Some economists argue that listing drives the price of the forbidden goods up, making poachers more likely to take risks and increasing the threat to a species. To combat this effect, some suggest farming endangered species to meet the market’s demand. Sale revenues can even be used to pay for enforcement of trade bans and protection of wild populations.
While these “supply-side policies” seem sound in principle, in practice they fail with distressing frequency. It’s technically challenging to raise an endangered species in captivity — many are slow-growing or have finicky dietary requirements — and even harder to make a farming operation commercially viable. Sea turtle farms, for example, often rely on harvesting eggs laid by wild turtles — hardly a sustainable practice — and government subsidies to knock the edge off high operational costs.
Even when farms are producing commercially viable products, it’s hard to imagine why increased supply (and therefore, lower prices) would not just increase demand. How many rhino ranches would we need to glut the market and put poachers out of business? In the meantime, we also make it easier to trade in poached ivory: Once you’ve mixed your wild-caught tusks into a larger market of farm-raised ones, they become almost impossible to identify or track. By contrast, if all trade is forbidden, it’s easy to identify poached items: They’re the only ones out there!

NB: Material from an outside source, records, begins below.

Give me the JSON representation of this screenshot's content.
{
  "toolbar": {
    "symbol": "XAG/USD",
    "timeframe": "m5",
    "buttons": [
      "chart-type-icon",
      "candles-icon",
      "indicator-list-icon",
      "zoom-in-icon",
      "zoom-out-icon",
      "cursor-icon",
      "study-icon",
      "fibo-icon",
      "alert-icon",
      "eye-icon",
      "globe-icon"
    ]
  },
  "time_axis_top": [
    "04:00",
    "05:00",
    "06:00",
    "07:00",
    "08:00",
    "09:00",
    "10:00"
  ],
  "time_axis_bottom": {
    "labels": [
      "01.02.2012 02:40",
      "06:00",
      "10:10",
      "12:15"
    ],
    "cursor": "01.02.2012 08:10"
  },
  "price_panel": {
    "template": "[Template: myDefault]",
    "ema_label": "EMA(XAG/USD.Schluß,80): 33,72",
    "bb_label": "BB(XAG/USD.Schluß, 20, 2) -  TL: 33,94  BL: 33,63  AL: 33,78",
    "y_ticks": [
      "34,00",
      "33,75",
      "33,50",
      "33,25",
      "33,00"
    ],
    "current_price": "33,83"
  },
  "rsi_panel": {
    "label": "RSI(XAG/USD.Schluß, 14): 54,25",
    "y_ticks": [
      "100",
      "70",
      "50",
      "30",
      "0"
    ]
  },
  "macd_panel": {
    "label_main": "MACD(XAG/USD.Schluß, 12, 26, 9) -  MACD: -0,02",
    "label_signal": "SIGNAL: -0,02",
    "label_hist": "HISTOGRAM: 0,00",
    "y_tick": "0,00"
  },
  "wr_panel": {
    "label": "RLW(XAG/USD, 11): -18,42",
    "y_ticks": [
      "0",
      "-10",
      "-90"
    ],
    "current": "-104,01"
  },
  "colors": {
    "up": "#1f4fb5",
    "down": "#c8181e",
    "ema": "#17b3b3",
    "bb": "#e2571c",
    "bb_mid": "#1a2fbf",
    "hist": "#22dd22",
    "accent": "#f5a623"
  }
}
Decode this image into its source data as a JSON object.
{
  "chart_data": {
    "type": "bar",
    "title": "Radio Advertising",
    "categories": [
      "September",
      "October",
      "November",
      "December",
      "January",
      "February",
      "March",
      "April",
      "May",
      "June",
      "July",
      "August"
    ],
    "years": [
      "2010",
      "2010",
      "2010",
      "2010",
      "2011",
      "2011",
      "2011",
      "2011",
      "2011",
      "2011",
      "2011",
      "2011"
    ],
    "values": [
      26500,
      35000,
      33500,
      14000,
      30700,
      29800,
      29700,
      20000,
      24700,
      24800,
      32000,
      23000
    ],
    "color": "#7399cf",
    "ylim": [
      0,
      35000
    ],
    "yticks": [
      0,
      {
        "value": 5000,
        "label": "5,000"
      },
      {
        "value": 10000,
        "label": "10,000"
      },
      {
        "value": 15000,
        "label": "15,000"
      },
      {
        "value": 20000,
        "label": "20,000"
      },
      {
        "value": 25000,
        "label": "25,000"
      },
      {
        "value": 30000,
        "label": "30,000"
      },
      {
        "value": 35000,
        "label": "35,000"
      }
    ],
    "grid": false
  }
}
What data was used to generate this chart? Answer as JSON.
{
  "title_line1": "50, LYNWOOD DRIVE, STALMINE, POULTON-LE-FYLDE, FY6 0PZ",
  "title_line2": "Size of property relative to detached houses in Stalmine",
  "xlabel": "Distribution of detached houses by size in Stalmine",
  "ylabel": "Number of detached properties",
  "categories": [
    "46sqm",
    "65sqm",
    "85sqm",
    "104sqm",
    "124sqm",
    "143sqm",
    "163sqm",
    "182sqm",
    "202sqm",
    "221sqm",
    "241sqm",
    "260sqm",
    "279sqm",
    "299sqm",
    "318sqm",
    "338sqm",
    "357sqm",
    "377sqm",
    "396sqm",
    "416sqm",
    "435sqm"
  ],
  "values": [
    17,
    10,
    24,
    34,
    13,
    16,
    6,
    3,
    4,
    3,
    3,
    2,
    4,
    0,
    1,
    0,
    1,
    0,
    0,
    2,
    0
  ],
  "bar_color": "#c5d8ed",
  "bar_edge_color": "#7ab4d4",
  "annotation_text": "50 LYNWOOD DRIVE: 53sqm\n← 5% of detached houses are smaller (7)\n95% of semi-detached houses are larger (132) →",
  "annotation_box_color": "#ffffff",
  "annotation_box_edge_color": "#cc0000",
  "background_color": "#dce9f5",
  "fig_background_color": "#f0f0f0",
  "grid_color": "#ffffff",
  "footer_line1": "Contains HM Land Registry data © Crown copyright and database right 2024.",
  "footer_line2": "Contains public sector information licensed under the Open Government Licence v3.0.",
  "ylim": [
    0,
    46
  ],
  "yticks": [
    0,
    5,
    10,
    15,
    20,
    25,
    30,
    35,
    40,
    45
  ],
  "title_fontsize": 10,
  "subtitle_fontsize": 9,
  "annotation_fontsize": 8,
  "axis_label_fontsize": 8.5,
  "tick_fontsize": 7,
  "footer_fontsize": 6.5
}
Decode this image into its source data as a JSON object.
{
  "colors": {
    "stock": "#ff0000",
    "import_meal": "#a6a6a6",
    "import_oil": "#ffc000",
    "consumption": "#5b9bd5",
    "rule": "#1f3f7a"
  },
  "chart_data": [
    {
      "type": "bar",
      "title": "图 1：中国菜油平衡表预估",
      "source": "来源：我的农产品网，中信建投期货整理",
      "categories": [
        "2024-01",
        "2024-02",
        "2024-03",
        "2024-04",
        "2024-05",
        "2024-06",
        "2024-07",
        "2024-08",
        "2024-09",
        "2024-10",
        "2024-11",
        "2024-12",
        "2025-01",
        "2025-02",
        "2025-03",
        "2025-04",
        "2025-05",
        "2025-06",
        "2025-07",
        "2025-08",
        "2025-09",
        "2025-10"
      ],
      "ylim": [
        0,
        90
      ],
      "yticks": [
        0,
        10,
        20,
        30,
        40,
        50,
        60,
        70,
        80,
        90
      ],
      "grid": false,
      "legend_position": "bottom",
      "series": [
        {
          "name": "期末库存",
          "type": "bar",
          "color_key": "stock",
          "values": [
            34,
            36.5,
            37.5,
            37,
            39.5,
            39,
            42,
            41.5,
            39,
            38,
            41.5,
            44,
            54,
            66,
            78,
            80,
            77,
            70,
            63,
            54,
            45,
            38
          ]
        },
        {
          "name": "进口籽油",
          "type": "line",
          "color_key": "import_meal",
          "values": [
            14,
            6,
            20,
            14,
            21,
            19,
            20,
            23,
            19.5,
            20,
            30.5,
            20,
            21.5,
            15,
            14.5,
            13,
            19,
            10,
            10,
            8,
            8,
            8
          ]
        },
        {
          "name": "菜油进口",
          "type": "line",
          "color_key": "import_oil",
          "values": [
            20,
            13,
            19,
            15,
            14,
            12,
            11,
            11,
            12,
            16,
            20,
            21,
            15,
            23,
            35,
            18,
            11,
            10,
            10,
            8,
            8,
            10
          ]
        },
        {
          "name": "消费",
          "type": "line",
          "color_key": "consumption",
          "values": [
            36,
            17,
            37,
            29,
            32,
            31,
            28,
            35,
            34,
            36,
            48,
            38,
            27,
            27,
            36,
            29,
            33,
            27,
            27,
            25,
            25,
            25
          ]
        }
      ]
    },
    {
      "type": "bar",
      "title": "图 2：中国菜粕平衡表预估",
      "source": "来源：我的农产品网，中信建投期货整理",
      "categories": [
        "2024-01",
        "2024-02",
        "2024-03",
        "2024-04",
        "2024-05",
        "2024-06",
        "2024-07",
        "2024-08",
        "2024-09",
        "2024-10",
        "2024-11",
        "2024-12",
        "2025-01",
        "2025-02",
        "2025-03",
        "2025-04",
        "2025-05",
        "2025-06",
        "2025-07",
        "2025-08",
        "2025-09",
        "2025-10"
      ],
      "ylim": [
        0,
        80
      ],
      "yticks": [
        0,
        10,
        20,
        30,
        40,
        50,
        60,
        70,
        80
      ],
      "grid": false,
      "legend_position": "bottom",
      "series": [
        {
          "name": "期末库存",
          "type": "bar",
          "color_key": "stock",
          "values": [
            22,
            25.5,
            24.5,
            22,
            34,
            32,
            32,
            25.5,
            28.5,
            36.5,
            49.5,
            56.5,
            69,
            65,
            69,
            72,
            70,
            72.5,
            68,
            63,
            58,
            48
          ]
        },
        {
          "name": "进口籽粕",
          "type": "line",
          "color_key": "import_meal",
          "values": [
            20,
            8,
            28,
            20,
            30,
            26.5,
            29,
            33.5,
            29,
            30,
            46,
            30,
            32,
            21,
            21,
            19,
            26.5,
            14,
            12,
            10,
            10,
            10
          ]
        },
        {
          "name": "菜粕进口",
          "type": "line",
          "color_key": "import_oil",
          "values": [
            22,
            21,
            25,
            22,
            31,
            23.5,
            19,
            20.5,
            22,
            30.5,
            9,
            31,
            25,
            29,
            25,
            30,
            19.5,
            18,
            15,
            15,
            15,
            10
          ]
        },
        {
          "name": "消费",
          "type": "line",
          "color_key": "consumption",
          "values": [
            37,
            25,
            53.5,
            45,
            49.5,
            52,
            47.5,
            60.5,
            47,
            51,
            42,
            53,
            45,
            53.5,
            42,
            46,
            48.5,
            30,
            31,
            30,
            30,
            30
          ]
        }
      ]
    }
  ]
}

As usual, the actual results are complicated and depend upon microeconomics, the life history of each species, and the amount of cash available for protective measures. In many cases, we’ve come a long way: Shooting an elephant in Africa is no longer every young American man’s fantasy, and we no longer insist on turtle-shell bowls.
However, these cultural changes began by acknowledging that a species was in trouble, and the results of last week’s CITES meeting seem frighteningly like a denial. Of course, countries want to protect their sovereignty and their right to sushi and shark-fin soup. And it’s distressingly easy to bury one’s head in the economic sand and assume there are still plenty of fish in the sea.
But the reality is that our oceans are dying. We may have no better dumping ground for polluting chemicals and bargefuls of trash, and we may not be able to prevent climate change and ocean acidification from fundamentally changing marine life. By contrast, cutting back on our harvest of tuna and sharks seems like a tractable first step.
First, though, we need to impose trade restrictions to lock down international markets. In a few years’ time, when the next CITES meeting is held, the case for listing tuna and sharks will only be stronger. Two-thirds of our planet is ocean: let’s hope we can get two-thirds of our land on board to protect it.